The client class you mentioned is a client from the authorization server point of view, not from the resource server one. No DELETE, PUT or PACTH requests are expected here.

klandaika commented 7 years ago

I'm a bit confused as to why authorization server would need a client. In my numerous implementation of OAuth only the resource servers would use client.

User tries to access resource --> redirect to Oauth Server --> User authenticates --> redirect back to resource server with code --> resource server POST code using the client to auth server.

Could you explain scenario when the auth server would need a POST? Also the comment in top of the OAuth2Client says:

OAuth2.0 draft v10 client-side implementation.

Based on that I assumed it was intended for resource clients which as I understand are the clients.

Spomky commented 7 years ago

In the OAuth2 context, each client must be register and is managed by the authorization server (see RFC6749 section 2).

To access on/modify/delete protected resources, the client must get an access token.

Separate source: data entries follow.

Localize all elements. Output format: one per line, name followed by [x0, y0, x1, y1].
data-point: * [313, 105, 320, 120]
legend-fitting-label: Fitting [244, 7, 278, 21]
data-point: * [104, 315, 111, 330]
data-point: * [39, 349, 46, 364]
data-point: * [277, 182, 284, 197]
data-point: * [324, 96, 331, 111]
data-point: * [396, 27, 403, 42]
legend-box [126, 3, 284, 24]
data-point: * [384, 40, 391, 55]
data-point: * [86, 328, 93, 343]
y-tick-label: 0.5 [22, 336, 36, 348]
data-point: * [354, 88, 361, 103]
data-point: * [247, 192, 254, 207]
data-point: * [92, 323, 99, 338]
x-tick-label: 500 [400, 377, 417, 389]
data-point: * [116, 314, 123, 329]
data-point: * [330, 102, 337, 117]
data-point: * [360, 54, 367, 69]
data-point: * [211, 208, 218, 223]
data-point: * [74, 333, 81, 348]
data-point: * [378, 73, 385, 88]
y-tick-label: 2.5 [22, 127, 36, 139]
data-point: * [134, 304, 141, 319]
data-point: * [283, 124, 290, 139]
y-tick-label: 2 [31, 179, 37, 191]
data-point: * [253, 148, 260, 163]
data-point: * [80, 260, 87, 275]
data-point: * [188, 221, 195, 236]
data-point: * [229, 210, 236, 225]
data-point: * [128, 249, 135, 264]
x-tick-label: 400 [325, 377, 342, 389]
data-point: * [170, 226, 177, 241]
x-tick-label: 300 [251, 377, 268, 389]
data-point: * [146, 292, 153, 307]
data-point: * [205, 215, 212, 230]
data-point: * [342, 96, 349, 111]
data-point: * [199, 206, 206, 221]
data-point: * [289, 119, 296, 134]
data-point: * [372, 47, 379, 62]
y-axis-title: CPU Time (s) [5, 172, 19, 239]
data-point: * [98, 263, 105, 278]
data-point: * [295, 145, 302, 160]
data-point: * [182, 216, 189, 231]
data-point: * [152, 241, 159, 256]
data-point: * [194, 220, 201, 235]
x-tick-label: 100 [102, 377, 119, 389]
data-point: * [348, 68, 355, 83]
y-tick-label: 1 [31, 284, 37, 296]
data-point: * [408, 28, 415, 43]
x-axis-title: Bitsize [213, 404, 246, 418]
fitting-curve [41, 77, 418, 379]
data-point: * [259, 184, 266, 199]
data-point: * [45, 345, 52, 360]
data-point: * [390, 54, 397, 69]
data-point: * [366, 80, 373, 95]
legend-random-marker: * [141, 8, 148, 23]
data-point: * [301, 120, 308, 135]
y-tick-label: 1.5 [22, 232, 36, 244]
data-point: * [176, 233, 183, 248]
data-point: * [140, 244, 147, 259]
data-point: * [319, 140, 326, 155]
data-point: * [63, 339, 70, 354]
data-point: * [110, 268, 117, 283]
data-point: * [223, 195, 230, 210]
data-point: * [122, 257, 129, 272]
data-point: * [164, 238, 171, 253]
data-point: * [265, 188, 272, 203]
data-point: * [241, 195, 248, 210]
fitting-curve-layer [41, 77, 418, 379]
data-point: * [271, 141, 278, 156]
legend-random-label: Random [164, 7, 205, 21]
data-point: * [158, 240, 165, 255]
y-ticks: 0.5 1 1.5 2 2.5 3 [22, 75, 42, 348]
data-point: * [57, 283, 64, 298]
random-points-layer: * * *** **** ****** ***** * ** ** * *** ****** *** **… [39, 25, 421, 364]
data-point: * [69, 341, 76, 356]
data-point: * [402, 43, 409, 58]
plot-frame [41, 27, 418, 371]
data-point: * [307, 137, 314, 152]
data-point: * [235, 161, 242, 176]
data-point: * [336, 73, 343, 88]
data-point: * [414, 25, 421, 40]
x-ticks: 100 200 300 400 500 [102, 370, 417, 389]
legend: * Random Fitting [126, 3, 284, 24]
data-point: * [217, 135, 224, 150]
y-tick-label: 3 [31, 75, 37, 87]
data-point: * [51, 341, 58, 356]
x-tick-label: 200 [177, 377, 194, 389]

This access token is delivered by the authorization server using flows listed in the same RFC. Unless new flows are created, interactions between the client and the authorization server are done through HTTP requests using GET and POST methods only.

Could you explain scenario when the auth server would need a POST?

The GET and POST methods are used in almost all authorization flows (see https://tools.ietf.org/html/rfc6749#section-4). The Implicit Grant Type uses only the GET method.

See for example https://tools.ietf.org/html/rfc6749#section-4.1.3

POST /token HTTP/1.1 Host: server.example.com Authorization: Basic czZCaGRSa3F0MzpnWDFmQmF0M2JW Content-Type: application/x-www-form-urlencoded grant_type=authorization_code&code=SplxlOBeZQQYbYS6WxSbIA &redirect_uri=https%3A%2F%2Fclient%2Eexample%2Ecom%2Fcb

When the access token is issued, it is consumed by the client on the resource server. The HTTP methods used by the client to interact with the resource server may be GET, POST, DELETE, PUT... It only depends on the resource server.

klandaika commented 7 years ago

Oh, this client class is meant for just getting tokens from the auth server, not for accessing the resources.

But if you were to add PUT, DELETE, and PATCH then it could be reused for accessing resources as well. Are you sure you don't want me to submit a PR for that?